Bush claims that much of this is necessary because “The world changed on September the 11th.” But the reality is that Bush had an aggressive foreign policy waiting in the hopper long before the terrorists struck. His coterie of neoconservative hawk advisers were chomping on the bit to implement their decades-old vision of advancing US military and political hegemony over the globe. The threat of al Qaeda provided a fortuitous opening. With the inception of a “war on terror” the divisions between what’s allowed in peacetime and what’s allowed when the nation is at war have dissolved. Even better, a war on terror is a war without end. In December 2001, White House aides told Time magazine that they expect the war to endure for at least the next 50 years.
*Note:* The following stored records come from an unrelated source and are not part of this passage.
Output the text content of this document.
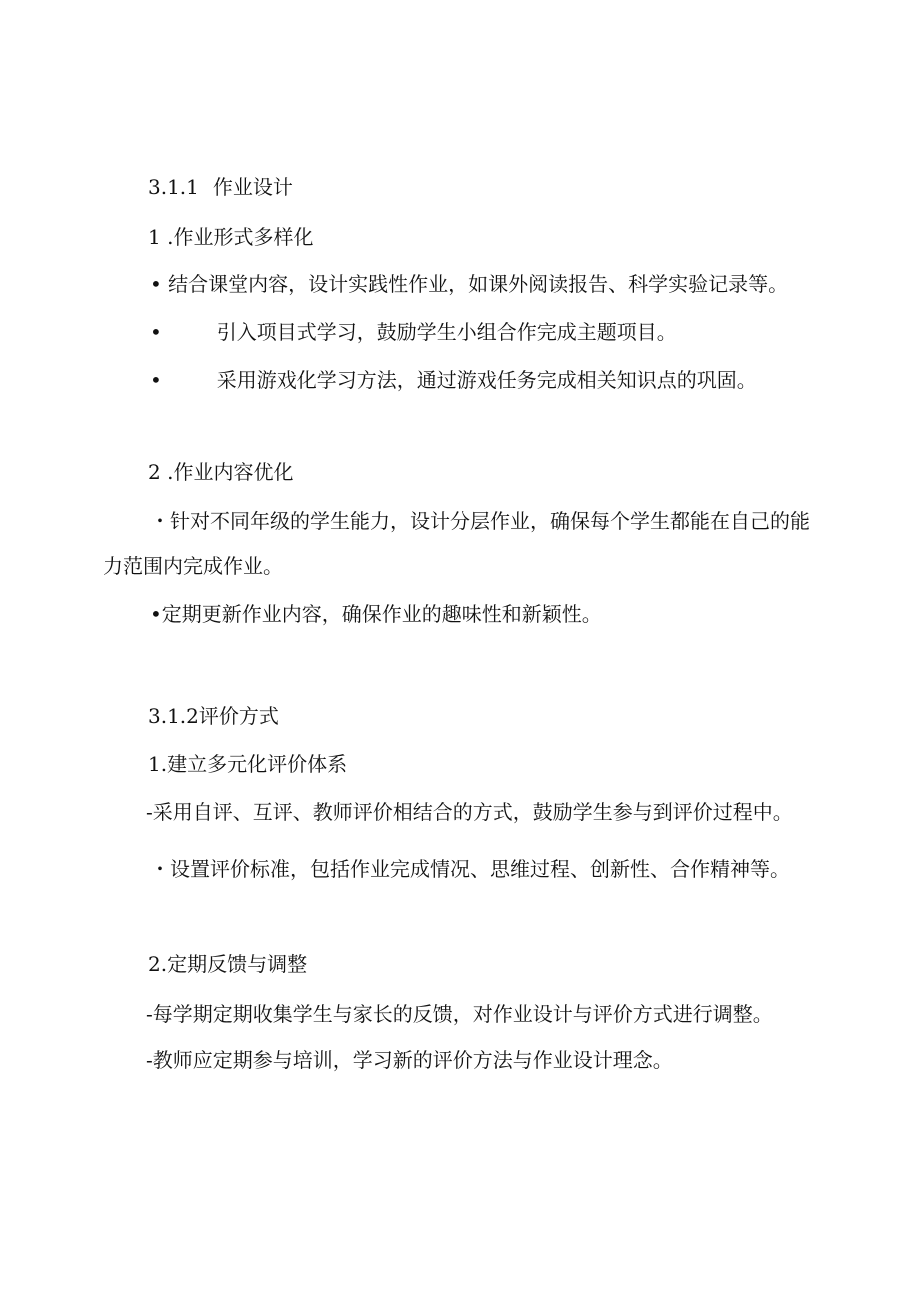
3.1.1 作业设计
1 .作业形式多样化
• 结合课堂内容，设计实践性作业，如课外阅读报告、科学实验记录等。
•	引入项目式学习，鼓励学生小组合作完成主题项目。
•	采用游戏化学习方法，通过游戏任务完成相关知识点的巩固。
2 .作业内容优化
・针对不同年级的学生能力，设计分层作业，确保每个学生都能在自己的能
力范围内完成作业。
•定期更新作业内容，确保作业的趣味性和新颖性。
3.1.2评价方式
1.建立多元化评价体系
-采用自评、互评、教师评价相结合的方式，鼓励学生参与到评价过程中。
・设置评价标准，包括作业完成情况、思维过程、创新性、合作精神等。
2.定期反馈与调整
-每学期定期收集学生与家长的反馈，对作业设计与评价方式进行调整。
-教师应定期参与培训，学习新的评价方法与作业设计理念。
For Bush, the beauty of his alarmist vision is that it’s impossible to quantify safety. Perception is key. And if the water is muddy, all the better. In the spring of 2004, Deputy Secretary of State Richard Armitage released his department’s annual report on terrorism and trumpeted it as “clear evidence that we are prevailing in the fight” against terrorism. Two skeptical professors scrutinized the data and found that — surprise! — Armitage was wrong; the number of significant international terrorism episodes had in fact risen, and the number of injuries due to international terrorism had gone up more than 50 percent. So this year, facing the ugly truth that serious terrorist incidents had tripled over the year previous, the State Department quietly decided in an unprecedented break with tradition not to publish the data that accompanies the report.

So it turns out that America’s descent towards fascism is all for naught, that Bush’s “bring it on” rhetoric has actually escalated the terrorist threat. Certainly, the US invasion of Iraq has birthed a new terrorist front and swelled the numbers of radical jihadis, just as the CIA predicted. And former CIA psychologist Jerrold Post told a recent counterterrorism summit in Madrid that “most strong counter terror attacks are for ensuring domestic voters that something is being done. But there is usually an increase in terrorism afterwards.”

Despite all this, Bush has succeeded in keeping a great portion of his subjects scared, showing the same fortitude of the strong man leaders who’ve gone before him. But how long can he hold on?How much more damage will he inflict before we see the full extent of the crack in his fascist facade?